You implement IDispose:
a. Because you have UNmanaged resource (raw file handles etc) that you need to free - a very rare case. OR
b. Because you want to explicitly control access lifetime to resource controlled by managed objects.
Neither a. or b. apply to MovieModel. It does not contain any disposable objects that access resources you want control the lifetime off. No IDisposable implementation necessary.
For DataSetHolder a. does not apply, b. however may because it holds an SqlConnection object that manages a resource (the db connection). This is quite particular case because that resource is pooled. You could provide a mimimal IDisposable implementation and in your Dispose just dispose the connection (returning it to the connection pool). That would enable users of DataSetHolder to dispose it manually or to make use of a "using" block to control the lifetime of the connection.

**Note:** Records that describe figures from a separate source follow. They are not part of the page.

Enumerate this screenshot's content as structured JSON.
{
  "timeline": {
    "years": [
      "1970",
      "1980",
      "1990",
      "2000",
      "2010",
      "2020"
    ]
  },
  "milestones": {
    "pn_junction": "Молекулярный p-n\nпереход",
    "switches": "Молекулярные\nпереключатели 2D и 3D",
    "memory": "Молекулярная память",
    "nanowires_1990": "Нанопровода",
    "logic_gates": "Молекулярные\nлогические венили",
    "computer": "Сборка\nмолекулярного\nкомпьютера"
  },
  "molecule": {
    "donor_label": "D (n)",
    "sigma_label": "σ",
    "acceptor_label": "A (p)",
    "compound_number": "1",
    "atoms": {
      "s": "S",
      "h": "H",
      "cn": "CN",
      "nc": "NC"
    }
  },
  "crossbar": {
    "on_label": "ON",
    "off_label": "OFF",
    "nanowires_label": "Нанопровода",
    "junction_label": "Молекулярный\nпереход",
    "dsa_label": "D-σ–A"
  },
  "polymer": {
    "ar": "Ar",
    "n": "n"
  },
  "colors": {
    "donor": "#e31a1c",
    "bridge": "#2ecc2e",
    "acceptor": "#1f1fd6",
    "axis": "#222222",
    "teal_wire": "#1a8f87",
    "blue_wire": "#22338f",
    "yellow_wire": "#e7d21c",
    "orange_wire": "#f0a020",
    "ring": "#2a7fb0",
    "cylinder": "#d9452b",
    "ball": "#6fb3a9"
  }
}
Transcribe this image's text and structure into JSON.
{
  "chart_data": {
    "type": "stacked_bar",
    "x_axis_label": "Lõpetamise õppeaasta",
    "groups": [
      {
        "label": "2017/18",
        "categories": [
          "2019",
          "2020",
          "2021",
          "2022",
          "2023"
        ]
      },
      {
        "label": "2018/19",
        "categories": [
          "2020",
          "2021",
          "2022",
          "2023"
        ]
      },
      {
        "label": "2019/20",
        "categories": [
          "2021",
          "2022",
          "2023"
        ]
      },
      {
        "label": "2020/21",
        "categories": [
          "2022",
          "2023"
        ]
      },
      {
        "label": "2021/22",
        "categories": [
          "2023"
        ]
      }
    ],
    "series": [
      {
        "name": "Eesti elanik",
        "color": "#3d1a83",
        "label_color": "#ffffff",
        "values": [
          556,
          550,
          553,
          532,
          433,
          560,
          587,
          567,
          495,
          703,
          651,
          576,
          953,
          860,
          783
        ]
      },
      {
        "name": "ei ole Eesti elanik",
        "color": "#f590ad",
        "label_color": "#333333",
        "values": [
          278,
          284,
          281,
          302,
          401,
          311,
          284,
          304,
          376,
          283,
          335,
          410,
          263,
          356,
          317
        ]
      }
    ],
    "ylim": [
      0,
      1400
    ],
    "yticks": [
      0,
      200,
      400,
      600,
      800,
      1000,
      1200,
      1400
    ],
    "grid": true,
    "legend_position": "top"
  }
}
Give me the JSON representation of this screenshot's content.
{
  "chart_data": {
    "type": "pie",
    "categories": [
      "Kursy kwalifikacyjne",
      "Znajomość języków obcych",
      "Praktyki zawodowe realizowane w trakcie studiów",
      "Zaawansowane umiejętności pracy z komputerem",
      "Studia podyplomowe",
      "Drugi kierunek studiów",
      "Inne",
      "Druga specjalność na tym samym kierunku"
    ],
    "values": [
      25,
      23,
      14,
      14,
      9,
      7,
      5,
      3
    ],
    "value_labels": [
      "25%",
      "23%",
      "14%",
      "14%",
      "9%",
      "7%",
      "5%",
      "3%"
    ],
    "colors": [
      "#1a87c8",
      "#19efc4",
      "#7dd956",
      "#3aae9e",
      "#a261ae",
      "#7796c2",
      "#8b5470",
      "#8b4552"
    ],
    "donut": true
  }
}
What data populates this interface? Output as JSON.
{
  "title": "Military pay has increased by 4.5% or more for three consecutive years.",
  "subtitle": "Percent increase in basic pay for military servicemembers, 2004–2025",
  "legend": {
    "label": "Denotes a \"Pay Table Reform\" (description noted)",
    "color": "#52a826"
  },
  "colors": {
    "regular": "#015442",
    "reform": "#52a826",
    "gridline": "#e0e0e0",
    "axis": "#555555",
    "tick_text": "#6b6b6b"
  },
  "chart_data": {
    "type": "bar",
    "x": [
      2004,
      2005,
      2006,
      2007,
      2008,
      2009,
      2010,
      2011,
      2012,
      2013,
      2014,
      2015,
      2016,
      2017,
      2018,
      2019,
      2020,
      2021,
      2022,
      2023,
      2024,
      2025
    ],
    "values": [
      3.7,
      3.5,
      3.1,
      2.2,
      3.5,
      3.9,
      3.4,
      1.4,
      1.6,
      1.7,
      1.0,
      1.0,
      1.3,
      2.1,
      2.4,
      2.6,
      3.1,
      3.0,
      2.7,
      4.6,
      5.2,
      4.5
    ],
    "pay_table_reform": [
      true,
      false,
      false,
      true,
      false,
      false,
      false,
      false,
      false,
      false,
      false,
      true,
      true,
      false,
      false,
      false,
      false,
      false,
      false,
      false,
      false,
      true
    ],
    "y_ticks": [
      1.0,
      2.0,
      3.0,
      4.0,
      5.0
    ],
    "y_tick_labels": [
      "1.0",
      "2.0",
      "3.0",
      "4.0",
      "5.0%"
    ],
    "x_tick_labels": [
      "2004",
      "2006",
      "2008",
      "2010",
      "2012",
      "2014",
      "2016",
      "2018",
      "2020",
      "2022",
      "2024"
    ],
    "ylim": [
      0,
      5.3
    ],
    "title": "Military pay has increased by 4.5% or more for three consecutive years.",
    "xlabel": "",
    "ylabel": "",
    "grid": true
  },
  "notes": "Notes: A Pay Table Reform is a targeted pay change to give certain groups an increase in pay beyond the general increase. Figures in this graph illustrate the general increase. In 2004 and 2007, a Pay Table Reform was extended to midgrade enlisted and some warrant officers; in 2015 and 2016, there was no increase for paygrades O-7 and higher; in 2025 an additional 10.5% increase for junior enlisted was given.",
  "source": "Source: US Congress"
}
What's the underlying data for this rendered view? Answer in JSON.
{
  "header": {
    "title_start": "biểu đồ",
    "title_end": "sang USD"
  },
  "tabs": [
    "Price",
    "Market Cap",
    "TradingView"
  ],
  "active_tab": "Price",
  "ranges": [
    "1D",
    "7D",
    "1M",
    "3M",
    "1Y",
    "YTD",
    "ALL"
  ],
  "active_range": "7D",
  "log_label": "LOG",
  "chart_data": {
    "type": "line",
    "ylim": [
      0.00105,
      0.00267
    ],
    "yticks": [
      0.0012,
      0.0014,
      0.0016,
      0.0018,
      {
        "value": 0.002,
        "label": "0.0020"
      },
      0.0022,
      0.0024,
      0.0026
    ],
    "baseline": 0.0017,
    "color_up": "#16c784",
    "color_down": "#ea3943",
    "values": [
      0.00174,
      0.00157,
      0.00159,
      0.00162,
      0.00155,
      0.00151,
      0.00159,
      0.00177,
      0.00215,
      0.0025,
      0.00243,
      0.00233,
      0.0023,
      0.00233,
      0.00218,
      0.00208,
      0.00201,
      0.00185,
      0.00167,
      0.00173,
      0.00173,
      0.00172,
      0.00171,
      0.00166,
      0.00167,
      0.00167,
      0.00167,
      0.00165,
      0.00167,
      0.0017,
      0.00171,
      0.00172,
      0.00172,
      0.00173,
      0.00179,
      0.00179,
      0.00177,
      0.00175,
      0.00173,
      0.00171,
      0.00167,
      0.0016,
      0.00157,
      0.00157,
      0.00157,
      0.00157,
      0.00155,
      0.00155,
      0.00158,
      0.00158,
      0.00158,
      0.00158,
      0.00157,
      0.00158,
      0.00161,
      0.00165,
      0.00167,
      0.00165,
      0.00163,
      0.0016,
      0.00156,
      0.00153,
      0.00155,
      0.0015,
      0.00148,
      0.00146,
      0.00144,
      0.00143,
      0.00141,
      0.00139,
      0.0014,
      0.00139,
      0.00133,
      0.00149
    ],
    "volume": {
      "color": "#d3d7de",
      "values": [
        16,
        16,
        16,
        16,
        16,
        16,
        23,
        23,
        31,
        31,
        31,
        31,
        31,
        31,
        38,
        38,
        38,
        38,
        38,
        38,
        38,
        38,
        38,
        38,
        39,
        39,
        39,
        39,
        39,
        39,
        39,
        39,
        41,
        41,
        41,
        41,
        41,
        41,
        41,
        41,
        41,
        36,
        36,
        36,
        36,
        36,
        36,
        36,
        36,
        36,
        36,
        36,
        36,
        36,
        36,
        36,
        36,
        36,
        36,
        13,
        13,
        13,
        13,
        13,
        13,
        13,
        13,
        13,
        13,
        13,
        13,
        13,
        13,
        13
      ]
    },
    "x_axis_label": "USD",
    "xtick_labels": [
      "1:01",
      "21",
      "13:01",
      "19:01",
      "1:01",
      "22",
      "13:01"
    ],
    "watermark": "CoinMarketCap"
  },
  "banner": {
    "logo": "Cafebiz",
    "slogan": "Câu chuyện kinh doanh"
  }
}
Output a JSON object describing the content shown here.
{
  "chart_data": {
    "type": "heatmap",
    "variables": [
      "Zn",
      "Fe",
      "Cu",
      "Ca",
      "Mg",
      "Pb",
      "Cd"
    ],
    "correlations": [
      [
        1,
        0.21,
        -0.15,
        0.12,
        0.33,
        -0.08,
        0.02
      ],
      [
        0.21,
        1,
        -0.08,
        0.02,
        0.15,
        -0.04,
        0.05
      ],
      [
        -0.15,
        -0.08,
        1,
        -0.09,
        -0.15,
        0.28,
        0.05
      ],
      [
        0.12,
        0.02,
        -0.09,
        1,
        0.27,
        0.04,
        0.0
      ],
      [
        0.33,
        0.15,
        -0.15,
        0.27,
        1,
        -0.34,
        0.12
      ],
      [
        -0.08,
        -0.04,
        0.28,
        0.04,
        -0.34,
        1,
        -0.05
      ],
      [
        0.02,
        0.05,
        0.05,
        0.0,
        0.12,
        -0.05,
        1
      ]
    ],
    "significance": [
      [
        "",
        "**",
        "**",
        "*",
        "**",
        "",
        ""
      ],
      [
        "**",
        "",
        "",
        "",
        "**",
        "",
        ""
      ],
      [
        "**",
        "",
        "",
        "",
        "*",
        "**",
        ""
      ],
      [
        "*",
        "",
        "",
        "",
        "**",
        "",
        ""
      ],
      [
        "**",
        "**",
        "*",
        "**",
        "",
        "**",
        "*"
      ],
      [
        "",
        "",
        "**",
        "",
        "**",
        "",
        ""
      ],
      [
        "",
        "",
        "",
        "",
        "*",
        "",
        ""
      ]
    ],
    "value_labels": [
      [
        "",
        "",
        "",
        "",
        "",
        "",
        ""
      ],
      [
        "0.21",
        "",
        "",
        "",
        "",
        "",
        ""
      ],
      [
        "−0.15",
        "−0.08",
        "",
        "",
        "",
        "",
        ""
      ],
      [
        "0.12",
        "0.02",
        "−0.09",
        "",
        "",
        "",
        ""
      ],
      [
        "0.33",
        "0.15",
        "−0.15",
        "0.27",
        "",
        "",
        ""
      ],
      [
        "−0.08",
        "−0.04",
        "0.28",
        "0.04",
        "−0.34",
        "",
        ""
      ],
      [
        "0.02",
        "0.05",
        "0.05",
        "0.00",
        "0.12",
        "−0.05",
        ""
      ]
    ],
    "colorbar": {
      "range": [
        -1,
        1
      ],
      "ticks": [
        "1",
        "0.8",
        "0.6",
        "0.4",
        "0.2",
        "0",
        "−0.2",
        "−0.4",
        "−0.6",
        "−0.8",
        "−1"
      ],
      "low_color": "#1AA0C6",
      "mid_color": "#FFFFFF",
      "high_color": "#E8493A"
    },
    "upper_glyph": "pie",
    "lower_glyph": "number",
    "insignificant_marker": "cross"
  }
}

public class DataSetHolder : IDisposable {
...
void Dispose() {
if (connection!=null)
connection.Dispose();
}
}
It may however (see here) be better just to ensure within DataSetHolder that when ever you use the connection you close it when done (i.e by wrapping all useage of the connection within DataSetHolder in a using statement). That way you are not holding the connection away from the pool unnecessarily. If the connection is freed in this manner on EVERY use then there is no need to implement IDispose (and app will scale better).
public class DataSetHolder {
...
void DoSomething() {
using (connection) {
...
}
}
void DoSomethingElse() {
using (connection) {
...
}
}
// No need for Dispose - the connection is disposed each time we use it.